2004 and 2005 Topps Chrome LeBron cards are respectable, if nowhere near as flashy as his coveted RC options.
Mid-2000s releases could still provide a good return, and they’re somewhat underpriced given the rarity when looking at higher grades.
1. 2003 LeBron James Fleer E-X Essential Credentials Now RC #102 (/102)
Finally, we’ve reached the number one spot. The 2003 Fleer E-X Essential Credentials Now LeBron James RC proves that you don’t need gimmicks or large autos to design a desirable card.
It’s fair to say that it’s understated, especially for the early 2000s.
The image of LeBron pops out of the card, as he dribbles with extreme speed, while the serial number is visible on the right-hand side (102).
Better still, you can see the outline of the front from the reverse, with text overlaid on the player.
102 might sound like a reasonably high number, but they don’t come up for sale at auction often.
LeBron James Basketball Cards: Investment Outlook
There aren’t many better players than LeBron James if you’re looking for graded cards to invest in for the long-term.
His basketball cards hit the headlines in 2020 after a gem mint copy of his 2003-04 Topps Chrome, which features James (see best Michael Jordan Cards) mid-jump while taking a shot during his rookie season with the Cavs, sold for $57,100 at auction.
But what’s the big deal?

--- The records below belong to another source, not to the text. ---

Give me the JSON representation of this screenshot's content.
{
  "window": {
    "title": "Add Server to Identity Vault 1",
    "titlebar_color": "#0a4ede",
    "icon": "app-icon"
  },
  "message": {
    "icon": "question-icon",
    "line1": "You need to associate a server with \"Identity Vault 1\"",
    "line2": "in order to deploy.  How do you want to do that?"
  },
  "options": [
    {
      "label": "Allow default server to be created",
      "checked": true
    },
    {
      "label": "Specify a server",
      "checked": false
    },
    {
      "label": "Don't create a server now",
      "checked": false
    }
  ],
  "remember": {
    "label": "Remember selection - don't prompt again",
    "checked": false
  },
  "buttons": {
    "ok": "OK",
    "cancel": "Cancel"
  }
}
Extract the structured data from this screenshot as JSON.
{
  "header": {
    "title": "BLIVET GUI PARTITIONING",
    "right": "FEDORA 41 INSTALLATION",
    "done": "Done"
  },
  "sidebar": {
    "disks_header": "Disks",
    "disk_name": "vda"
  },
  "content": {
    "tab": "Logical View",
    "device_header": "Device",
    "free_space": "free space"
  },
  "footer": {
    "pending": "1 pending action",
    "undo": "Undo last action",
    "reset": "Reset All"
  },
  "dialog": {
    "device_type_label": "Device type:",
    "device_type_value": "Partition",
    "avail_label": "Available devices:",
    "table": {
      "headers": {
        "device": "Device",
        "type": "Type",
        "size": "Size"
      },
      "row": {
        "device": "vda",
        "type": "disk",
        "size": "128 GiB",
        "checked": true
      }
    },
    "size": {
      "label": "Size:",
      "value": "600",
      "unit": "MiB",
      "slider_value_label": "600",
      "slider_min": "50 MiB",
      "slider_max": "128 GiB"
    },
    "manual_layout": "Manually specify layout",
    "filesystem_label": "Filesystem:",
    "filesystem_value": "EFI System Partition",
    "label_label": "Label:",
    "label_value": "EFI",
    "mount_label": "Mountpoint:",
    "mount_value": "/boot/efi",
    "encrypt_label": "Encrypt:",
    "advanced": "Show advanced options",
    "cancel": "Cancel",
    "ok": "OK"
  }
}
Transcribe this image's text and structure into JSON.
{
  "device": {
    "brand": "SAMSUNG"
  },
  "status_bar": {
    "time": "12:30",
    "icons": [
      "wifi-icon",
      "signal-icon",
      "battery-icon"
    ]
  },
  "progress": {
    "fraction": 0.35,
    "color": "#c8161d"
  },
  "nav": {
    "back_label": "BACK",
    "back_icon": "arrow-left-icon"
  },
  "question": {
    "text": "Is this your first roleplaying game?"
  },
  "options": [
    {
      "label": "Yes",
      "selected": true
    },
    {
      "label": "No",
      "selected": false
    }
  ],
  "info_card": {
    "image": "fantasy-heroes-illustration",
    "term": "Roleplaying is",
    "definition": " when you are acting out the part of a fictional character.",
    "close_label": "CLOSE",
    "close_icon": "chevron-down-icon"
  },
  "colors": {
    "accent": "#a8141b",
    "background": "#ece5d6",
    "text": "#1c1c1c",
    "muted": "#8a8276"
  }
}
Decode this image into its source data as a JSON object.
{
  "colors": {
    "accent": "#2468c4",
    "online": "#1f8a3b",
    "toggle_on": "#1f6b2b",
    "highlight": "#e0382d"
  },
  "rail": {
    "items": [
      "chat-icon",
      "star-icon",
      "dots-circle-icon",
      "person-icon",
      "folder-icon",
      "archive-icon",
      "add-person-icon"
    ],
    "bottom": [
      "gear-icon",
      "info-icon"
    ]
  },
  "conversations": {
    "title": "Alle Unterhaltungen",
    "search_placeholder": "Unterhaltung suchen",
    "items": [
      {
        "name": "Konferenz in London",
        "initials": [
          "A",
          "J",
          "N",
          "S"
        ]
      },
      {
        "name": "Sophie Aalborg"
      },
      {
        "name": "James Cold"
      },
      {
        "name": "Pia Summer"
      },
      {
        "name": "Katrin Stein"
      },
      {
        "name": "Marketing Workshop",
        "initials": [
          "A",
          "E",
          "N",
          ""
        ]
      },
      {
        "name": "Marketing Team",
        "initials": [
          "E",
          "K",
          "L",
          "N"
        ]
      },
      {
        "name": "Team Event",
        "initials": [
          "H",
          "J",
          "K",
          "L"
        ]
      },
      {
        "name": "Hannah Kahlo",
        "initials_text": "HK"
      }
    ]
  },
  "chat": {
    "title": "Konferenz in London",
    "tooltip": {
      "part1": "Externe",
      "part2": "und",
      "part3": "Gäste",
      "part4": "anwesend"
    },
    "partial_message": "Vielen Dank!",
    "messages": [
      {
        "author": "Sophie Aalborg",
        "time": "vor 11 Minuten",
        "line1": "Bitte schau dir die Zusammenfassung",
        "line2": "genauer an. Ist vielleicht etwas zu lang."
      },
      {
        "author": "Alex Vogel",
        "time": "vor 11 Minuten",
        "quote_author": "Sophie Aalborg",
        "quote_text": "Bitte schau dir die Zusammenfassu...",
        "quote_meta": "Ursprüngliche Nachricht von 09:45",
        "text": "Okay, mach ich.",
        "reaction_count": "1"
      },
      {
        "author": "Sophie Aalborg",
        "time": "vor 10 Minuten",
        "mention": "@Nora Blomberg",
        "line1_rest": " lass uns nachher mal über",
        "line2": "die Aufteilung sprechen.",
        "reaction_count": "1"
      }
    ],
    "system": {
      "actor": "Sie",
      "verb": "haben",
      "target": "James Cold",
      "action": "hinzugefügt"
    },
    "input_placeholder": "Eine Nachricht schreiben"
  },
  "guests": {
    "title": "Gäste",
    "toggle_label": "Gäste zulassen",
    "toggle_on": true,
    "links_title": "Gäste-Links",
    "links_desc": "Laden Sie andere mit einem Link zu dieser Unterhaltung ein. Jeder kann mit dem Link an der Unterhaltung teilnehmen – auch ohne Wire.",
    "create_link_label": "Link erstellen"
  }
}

After all, cards sell for crazy figures all the time, and LeBron is one of the biggest stars in the world.
The real news is; it sold for just $7,150 four years before, making it one of the canniest investments in the hobby.
As for now? A PSA 10 copy sold for a cool $94,223, and it’s a perfect example of how the market continues to grow.
He might be coming to the end of his illustrious career on the court, but he’s a Hall of Famer with extreme potential to make a profit in the future.
His rookie cards dominate the list, and it’s difficult to think of many others that can match up.
The Chosen One hopes to play on until he’s 40, and he’s an active social campaigner, and a foray into politics or something similar could yet be on the cards.